En revanche, Puerto Rico, qui compte aussi avec une législation non restrictive, et avec des systèmes d’information plutôt fiables présente un taux d’avortement beaucoup plus bas: 22,7 pour mille femmes dans la période 1991-1992. Il s’agit dans les deux cas d’États (Puerto Rico et Cuba) qui ont des taux de fécondité bas mais avec des différences importantes dans l’usage des contraceptifs modernes et surtout dans la qualité des services de planning familial. Tandis qu’à Cuba l’éventail de méthodes contraceptives est assez limité, le DIU de mauvaise qualité et la disponibilité de ce genre de produits en général irrégulière, à Puerto Rico l’usage de contraceptifs modernes est élevé et l’accès de la population aux services de santé de qualité, généralisé (Henshaw et al., 1999).

Aux Antilles Françaises où l’avortement est légal, en 1997 le taux pour mille femme entre 15 et 49 ans était de 49‰ en Guadeloupe, 26‰ en Martinique et de 27‰ en Guyane Française; la Guadeloupe se caractérise en plus par la forte fréquence des taux de répétition de ces avortements (43% dans cette île, 25% en Martinique et 37% en Guyane Française) (Le Corre et Thomson, 2000). Entre 1995 et 1999, le nombre d’avortements a augmenté de 4% en Guadeloupe, de 17% en Martinique et de 13% en Guyane Française (Boudan, 2000). En 2003, le taux pour les femmes de 15 à 49 ans a été estimé à 41,5‰ en Guadeloupe, 22,9‰ en Martinique et 37,1‰ en Guyane Française (Vilain, 2005).
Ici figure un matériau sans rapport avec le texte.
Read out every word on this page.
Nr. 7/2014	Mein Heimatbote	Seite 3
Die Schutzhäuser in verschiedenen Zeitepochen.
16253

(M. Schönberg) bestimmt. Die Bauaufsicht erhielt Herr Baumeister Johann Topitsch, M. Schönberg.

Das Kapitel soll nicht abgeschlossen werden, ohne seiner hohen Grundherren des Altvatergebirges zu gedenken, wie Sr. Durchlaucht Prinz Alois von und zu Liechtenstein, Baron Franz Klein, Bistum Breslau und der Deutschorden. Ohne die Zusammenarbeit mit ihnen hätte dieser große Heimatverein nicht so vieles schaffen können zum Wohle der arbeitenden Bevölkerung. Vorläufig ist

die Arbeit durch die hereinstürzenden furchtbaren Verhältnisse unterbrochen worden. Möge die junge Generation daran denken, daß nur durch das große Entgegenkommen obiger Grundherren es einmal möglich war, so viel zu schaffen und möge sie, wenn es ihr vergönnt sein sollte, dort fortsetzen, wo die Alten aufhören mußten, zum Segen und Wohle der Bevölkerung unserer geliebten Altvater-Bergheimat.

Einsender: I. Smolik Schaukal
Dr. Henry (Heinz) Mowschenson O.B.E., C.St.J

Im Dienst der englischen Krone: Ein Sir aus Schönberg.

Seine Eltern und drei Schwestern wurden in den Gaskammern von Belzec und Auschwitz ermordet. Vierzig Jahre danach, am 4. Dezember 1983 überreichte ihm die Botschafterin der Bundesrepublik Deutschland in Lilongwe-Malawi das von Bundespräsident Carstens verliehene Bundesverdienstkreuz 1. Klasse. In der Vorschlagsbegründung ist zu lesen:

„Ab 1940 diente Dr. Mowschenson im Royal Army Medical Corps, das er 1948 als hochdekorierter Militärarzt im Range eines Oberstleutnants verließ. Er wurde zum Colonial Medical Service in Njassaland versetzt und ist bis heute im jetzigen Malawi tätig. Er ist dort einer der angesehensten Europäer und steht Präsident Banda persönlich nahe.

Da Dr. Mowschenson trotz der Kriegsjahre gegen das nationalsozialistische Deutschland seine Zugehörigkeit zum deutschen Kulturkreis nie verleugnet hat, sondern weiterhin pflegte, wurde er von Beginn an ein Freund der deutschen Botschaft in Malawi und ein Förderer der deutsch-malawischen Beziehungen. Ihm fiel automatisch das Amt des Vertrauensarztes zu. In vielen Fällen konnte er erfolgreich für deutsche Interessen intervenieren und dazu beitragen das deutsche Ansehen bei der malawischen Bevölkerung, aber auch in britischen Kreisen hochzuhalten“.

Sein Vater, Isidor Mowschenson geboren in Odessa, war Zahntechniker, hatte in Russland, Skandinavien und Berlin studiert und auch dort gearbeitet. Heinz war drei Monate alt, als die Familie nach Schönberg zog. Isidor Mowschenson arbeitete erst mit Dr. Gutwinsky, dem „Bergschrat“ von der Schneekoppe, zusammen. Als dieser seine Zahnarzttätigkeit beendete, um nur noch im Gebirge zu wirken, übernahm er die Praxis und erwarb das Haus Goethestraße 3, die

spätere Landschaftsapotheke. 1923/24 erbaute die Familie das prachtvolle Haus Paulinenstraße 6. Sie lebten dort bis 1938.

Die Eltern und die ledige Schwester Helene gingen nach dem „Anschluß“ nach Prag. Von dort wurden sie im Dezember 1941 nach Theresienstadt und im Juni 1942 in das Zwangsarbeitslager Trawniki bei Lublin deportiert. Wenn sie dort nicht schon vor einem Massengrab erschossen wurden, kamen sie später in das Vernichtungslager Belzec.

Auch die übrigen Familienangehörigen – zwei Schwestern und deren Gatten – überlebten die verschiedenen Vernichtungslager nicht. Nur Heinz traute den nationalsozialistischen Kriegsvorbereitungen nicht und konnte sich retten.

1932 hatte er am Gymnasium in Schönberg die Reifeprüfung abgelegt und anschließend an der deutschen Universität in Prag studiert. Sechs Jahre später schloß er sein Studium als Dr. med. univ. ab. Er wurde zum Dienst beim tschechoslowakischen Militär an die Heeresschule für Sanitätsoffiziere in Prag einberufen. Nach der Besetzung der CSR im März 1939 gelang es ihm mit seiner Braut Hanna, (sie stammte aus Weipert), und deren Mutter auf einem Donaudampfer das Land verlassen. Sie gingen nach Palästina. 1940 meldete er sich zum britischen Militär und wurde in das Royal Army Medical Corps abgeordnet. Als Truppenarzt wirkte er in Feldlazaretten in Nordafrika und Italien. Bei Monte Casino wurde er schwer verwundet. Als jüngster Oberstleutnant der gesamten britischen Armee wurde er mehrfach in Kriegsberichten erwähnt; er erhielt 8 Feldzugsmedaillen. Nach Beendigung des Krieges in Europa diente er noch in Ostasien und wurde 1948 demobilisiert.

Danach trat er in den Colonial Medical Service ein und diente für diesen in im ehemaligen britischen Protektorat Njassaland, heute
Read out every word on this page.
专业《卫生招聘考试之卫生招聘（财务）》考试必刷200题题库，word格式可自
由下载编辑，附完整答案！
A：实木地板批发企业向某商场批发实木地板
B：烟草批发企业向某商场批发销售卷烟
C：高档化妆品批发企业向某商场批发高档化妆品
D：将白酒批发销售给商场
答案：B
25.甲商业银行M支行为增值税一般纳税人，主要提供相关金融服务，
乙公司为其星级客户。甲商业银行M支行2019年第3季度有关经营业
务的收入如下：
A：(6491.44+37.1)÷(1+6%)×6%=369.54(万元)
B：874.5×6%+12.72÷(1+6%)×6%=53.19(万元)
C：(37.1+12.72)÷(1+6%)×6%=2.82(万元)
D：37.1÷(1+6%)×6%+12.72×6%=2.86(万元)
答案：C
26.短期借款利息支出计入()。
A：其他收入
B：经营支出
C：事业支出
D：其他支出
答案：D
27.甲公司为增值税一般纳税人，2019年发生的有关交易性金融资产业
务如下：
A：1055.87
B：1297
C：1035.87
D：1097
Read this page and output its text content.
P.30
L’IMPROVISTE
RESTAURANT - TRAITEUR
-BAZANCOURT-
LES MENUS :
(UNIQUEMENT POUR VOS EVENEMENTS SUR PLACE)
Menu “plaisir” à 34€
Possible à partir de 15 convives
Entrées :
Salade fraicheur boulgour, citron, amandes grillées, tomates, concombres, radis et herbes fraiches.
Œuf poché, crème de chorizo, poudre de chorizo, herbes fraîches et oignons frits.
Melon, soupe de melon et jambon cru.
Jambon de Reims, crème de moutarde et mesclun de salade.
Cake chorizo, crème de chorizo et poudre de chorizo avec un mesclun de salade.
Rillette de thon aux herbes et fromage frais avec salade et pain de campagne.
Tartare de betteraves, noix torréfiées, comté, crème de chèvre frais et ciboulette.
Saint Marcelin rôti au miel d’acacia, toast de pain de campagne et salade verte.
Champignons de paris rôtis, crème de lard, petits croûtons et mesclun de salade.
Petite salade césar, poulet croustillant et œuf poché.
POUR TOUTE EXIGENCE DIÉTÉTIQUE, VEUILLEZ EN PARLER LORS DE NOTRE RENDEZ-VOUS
Pour les autres pays d’Amérique Latine, aux législations qui vont de l’interdiction totale à la possibilité d’avorter sous certaines conditions, on estime qu’au cours des années quatre-vingt-dix, d’après les registres hospitaliers et les mesures de l’Institut Alan Guttmacher (IAG) (1994), près de 2,8 millions d’avortements ont eu lieu chaque année dans six pays de la région –Brésil, Colombie, Chili, Mexique, Pérou et République Dominicaine-, (voir tableau 2). Si l’on extrapole ce chiffre à toute la région, en considérant que la population de ces pays représente 70% du total d’Amérique Latine, on parvient à un total de 4 millions d’avortements chaque année dans la région. D’après Henshaw, et al.(1999), au cours de ces années, la proportion d’avortements pour 100 grossesses oscillait entre un minimum de 17% pour le Mexique et un maximum de 30% pour le Brésil et le Pérou et 35% pour le Chili. Une autre étude indique qu’en 2000 le Pérou a connu un ratio supérieur d’avortement, avec 54 cas pour 100 naissances vivantes (Ferrando, 2002).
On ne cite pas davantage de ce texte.